Echoes goes deeper into what the first only touched: what it means to be a hero. But it’s more then that, it delves into questions of identity–who you are, who you think you are, who you want to be. Who you were and who you are to other people. As Lomax peels back the layers that make up and hide our heroes, we discover how little we really knew them in book one. And, as a side-note, how lovely it is to go back to read the first book after this one and see all the little hints that Lomax as dropped, things that were easily accepted or dismissed that are suddenly, stunningly important. I have to give the author some crazy respect here, because having just finished Remember the Dust, I can tell you that there are probably no less than a dozen more that I will go back on my next re-read and find again.

In this book, each of the characters find themselves torn between different aspects of themselves, except, it seems, for Rupert (and ha, what a joke that is to write now, as Rupert of course has his own twisted journey to travel). Some have some rather conflicting loyalties  and each of them are, sometimes rather desperately, trying to help reconcile their pasts with their present.

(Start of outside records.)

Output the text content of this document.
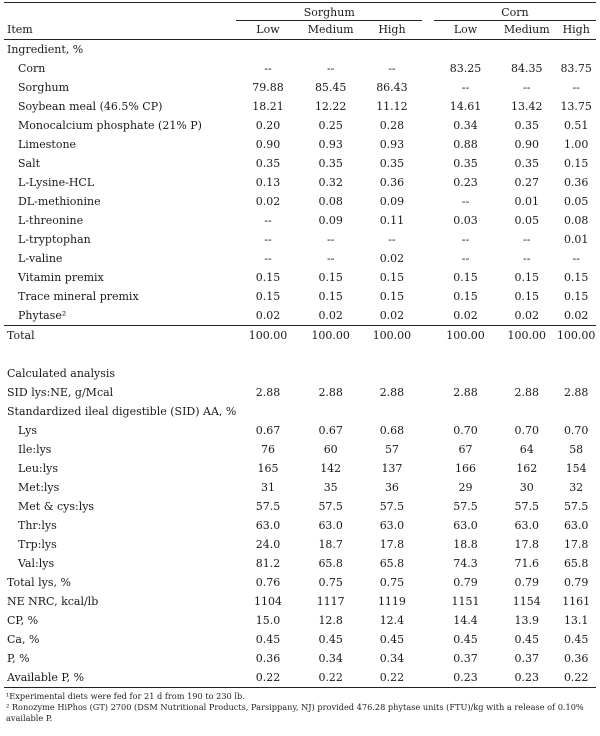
	Sorghum				Corn		
Item	Low	Medium	High		Low	Medium	High
Ingredient, %							
Corn	--	--	--		83.25	84.35	83.75
Sorghum	79.88	85.45	86.43		--	--	--
Soybean meal (46.5% CP)	18.21	12.22	11.12		14.61	13.42	13.75
Monocalcium phosphate (21% P)	0.20	0.25	0.28		0.34	0.35	0.51
Limestone	0.90	0.93	0.93		0.88	0.90	1.00
Salt	0.35	0.35	0.35		0.35	0.35	0.15
L-Lysine-HCL	0.13	0.32	0.36		0.23	0.27	0.36
DL-methionine	0.02	0.08	0.09		--	0.01	0.05
L-threonine	--	0.09	0.11		0.03	0.05	0.08
L-tryptophan	--	--	--		--	--	0.01
L-valine	--	--	0.02		--	--	--
Vitamin premix	0.15	0.15	0.15		0.15	0.15	0.15
Trace mineral premix	0.15	0.15	0.15		0.15	0.15	0.15
Phytase²	0.02	0.02	0.02		0.02	0.02	0.02
Total	100.00	100.00	100.00		100.00	100.00	100.00

Calculated analysis							
SID lys:NE, g/Mcal	2.88	2.88	2.88		2.88	2.88	2.88
Standardized ileal digestible (SID) AA, %							
Lys	0.67	0.67	0.68		0.70	0.70	0.70
Ile:lys	76	60	57		67	64	58
Leu:lys	165	142	137		166	162	154
Met:lys	31	35	36		29	30	32
Met & cys:lys	57.5	57.5	57.5		57.5	57.5	57.5
Thr:lys	63.0	63.0	63.0		63.0	63.0	63.0
Trp:lys	24.0	18.7	17.8		18.8	17.8	17.8
Val:lys	81.2	65.8	65.8		74.3	71.6	65.8
Total lys, %	0.76	0.75	0.75		0.79	0.79	0.79
NE NRC, kcal/lb	1104	1117	1119		1151	1154	1161
CP, %	15.0	12.8	12.4		14.4	13.9	13.1
Ca, %	0.45	0.45	0.45		0.45	0.45	0.45
P, %	0.36	0.34	0.34		0.37	0.37	0.36
Available P, %	0.22	0.22	0.22		0.23	0.23	0.22
¹Experimental diets were fed for 21 d from 190 to 230 lb.
² Ronozyme HiPhos (GT) 2700 (DSM Nutritional Products, Parsippany, NJ) provided 476.28 phytase units (FTU)/kg with a release of 0.10% available P.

This series is that it tugs on one of my favorite tropes of all time: found family. But more than just a rag-tag bunch who has banded together, each of the characters has come to the story with their own rather complicated pasts and motivations. And despite the relationships they formed in the first book they have each held a significant portion of themselves back from the others. They are, in a way, just fragments of their whole selves.

As a reader, you know more about each of these characters than they do of each other–Lomax doesn’t bother to hide some of the biggest secrets from us. But there is an even greater tension created because of this: we know. We know but the others don’t. Jack doesn’t know Grey’s secret. Laney doesn’t know Jack’s. How much, really, does Rupert know or guess because he watches so closely? Another great thing is how each discover the secrets–it’s not always all at once and everything’s out in the open. There are layers here too.

Each of the characters are incredibly flawed in ways that make them very human and very, very relatable even though the world that the series is in is not our own. Lomax, thankfully, doesn’t take the easy way out–the drama and tension that comes from these secrets is dealt with in a very real way; there is no drama for drama’s sake to be found here. Watching this story unfolds reminds us that no matter how much we know someone, there are depths we may not yet understand. And shows how, in the end, family really is bound closer not by circumstance, but by choice.

Where Beanstalk ended with an invitation, Echoes ends with a sharp jump off a cliff. But somehow, even watching the mountainside rush by, you can’t seem to mind the drop.

 


2 thoughts on “Leagues and Legends: Book 2

    1. Ahhh!
      I seriously have enjoyed this series so very much. Thank you for writing them! I’m still processing Remember the Dust and might have to do a re-read before I post on it because good lord was there A LOT in there (so so good).